City Council, acting in its capacity as the Committee of the Whole, voted to reinstate the floodwall fee and remove a $50,000 allocation to the humane society to provide full-time city employees with a 20 cents-an-hour pay raise.
Council member John Sandy, who made the motions, said the raise will help offset some of the increases in insurance costs as well as the user fee.
Photo by Jody Murphy
Council members John Sandy and Nancy Wilcox discuss the city’s proposed 2012-2013 budget Wednesday during the Committee of the Whole meeting.
"The 20 cents an hour, what it would do for city employees is reimburse them the user fee they are currently paying," he said.
The raise will cost the city $129,000 annually. To pay for it this year, council reinstated the floodwall fee- over the objections of Mayor Bob Newell- and removed a $50,000 earmark for the Humane Society of Parkersburg's spay and neuter clinic.
The motion was approved by a 7-2 vote with council members Sharyn Tallman and John Rockhold voting against it. Rockhold suggested a 10 cents-an-hour pay raise.
Tallman deferred to Newell.
"I believe it should have been his recommendation," she said of Newell. "If he felt we had the money to add in or return money to city employees."
With the implementation of the user fee and the newly created stormwater management utility, Newell proposed removing the floodwall fee.
"I said last year I only favored the user fee if we started reducing other fees," he said.
The floodwall fee, which is paid by businesses and residents in the floodplain, generates $120,000 a year. Newell said many of those paying the fee are low-to-moderate income families. The mayor said it was an unfair tax on certain people and those residents were being double taxed.

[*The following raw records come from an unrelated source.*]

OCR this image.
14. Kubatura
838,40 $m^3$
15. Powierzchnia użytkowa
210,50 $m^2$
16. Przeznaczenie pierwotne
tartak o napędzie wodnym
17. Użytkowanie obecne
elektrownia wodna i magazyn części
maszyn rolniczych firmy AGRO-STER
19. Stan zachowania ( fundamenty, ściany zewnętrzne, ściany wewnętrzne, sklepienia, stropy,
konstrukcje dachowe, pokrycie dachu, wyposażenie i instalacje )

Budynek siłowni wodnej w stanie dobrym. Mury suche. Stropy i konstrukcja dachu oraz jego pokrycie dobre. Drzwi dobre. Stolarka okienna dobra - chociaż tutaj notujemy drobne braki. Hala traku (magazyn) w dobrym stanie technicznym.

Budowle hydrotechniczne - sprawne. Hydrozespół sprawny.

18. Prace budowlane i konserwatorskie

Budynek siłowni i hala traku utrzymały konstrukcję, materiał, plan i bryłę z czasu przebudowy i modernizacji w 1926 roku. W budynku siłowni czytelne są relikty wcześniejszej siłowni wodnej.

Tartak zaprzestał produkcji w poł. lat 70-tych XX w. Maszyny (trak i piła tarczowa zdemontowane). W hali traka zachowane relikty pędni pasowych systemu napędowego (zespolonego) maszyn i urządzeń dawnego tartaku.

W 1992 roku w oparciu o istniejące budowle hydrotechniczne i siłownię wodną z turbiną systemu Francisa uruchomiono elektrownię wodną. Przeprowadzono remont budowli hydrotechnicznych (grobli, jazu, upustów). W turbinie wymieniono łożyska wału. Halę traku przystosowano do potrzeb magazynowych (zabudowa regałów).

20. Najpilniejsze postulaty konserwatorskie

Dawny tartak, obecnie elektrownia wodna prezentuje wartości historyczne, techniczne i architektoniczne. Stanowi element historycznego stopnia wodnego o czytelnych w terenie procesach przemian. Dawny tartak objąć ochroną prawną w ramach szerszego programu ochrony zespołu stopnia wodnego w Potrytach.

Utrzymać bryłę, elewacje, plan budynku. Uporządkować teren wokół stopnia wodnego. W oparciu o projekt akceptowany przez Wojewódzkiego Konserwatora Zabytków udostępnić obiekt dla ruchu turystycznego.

"I'm sure people living in Beechwood would like to see their fees reimbursed as well and we aren't doing that," Newell said.
Newell had asked council to consider a different type of pay adjustment for employees, apart from the longevity. The mayor said in the last few years- as the city was cutting positions- a number of employees picked up additional responsibilities. Some employees are doing two, three and four additional jobs, while others have no added responsibility. Yet everyone-the mayor noted- will get a pay raise.
"It robs us of the opportunity to do equitable things for employees," he said.
Sandy and other council members said they plan to revisit the floodwall fee and funding the spay and neuter clinic once officials have a handle on the cash carryover at the end of the fiscal year.
"I have no problem removing the fee," Sandy said. "I think money can be better spent by giving a little bit back to employees and some other line items."
Council also removed $11,000 from the finance department for inventory and put it into the police department's overtime budget to provide security for the Kids First Program. The leftover money, about $41,000, went into the Coal Severance Fund and Capital Reserve.
Councilman Brad Kimes attempted to have funding for Parkersburg Homecoming and the News and Sentinel Half Marathon pulled from the budget. Kimes said he was not opposed to funding the events, but he wanted to find a new way to fund outside agencies, projects and events.
Kimes' motion received the support of only two other council members, Mike Reynolds and Tallman.
Several council members echoed Kimes' call for a new way to fund such things, but maintained the need to support them.
"These are events that fill up our town," Councilman Tom Joyce said. "We will be having this discussion in June or July, and the validity of these events isn't going to change. We should account for these events at this time."
Councilman Jim Reed said it was important to come out of the budget meetings showing support for the two events.
Wednesday's meeting lasted almost two hours. The committee approved a motion to rise and report to council Feb. 28. However, the proposed budget won't be adopted until council's March 9 meeting.